The usual accolades to Glenn L. for Conny Plank-like sensitivity to the material in mixing the live session, and to Tracy Widdess for her magical alterations of my crap photos of the band.
wmmberger on 03/20/2010 at 09:00AM
They came on like a Hoodootronic mind-melt, with analog bubbles, rips and tears. The Queen Witch Hecate guides and commands. One would be ill advised not to listen. They brought joy and prosperity to My Castle of Quiet and to WFMU.
The twin destinies of Telecult Powers and the My Castle of Quiet radio program seem quite naturally intertwined. I met Witchbeam at No Fun Fest in May 2009, and, after a brief but very interesting conversation, he presented me with my first Telecult Powers recording, the Double Action Reversible cassette. I had the tape rolling nice and loud a few days later, and had one of those "What the fuck is this I'm listening to? This is GREAT!" epiphanies. Roughly a month later, I returned to weekly broadcasting on WFMU after a 10+-year hiatus.

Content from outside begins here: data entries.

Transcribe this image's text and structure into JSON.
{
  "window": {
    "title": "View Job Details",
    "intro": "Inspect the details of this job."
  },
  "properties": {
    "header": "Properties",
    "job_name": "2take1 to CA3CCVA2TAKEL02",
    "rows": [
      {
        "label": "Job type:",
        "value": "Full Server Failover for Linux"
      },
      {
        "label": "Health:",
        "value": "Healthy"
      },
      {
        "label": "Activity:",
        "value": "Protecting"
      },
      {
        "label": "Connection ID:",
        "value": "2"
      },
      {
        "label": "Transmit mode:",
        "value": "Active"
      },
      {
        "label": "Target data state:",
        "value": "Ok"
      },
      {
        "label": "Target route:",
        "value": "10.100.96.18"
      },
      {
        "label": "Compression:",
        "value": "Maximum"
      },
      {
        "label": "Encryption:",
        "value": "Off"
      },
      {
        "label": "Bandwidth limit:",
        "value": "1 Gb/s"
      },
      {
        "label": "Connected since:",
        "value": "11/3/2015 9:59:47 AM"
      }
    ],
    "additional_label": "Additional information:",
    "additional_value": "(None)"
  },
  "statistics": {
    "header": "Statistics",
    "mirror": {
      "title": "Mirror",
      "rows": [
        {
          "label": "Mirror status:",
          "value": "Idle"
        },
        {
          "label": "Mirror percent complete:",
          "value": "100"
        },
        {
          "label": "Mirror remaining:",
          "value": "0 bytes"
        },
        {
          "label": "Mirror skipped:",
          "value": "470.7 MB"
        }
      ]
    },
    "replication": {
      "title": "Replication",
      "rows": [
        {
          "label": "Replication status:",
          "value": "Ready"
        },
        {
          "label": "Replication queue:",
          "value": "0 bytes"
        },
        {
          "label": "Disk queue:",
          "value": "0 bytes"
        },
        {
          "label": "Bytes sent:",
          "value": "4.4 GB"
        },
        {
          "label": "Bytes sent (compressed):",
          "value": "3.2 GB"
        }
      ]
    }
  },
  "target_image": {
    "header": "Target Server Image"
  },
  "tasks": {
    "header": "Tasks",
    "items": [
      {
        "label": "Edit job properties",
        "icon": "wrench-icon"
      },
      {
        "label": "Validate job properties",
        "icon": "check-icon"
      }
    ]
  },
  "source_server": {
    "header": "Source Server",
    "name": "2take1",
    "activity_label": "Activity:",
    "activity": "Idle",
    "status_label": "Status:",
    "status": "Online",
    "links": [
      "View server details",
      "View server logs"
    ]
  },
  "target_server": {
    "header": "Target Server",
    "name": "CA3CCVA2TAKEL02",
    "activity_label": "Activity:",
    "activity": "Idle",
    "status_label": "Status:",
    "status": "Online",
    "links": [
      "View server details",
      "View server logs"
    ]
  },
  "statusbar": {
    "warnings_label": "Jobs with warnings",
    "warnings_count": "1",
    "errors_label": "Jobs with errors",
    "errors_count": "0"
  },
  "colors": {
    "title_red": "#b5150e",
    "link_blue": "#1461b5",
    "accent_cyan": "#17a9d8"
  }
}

In July, Telecult Powers became the first band to play live on the Castle, and through Mister Matthews and Witchbeam, I've connected with many of the other great artists who've played on the show over the months, including Grasshopper, Slasher Risk and Todd Pendu. I was also thrilled to learn that by way of their appearance on WFMU, Telecult Powers have a feature article coming up in the next issue of Signal to Noise.
Witchbeam's wonderfully hybridacious rituals of Hoodoo and good old-fashioned LSD cosmiscity at their gigs have unquestionably benefited me personally, and I have no doubt that many other listeners, spectators and fans have been helped as well. The so-called Law of Attraction is not bullshit! In WFMU's time of need, our 2010 fundraising marathon (where things were going well, but not as super-amazingly well as we needed them to be), Telecult Powers returned to the show to work a little more magic. This time, they brought along a real-live rock star, Lala Harrison Ryan of Excepter.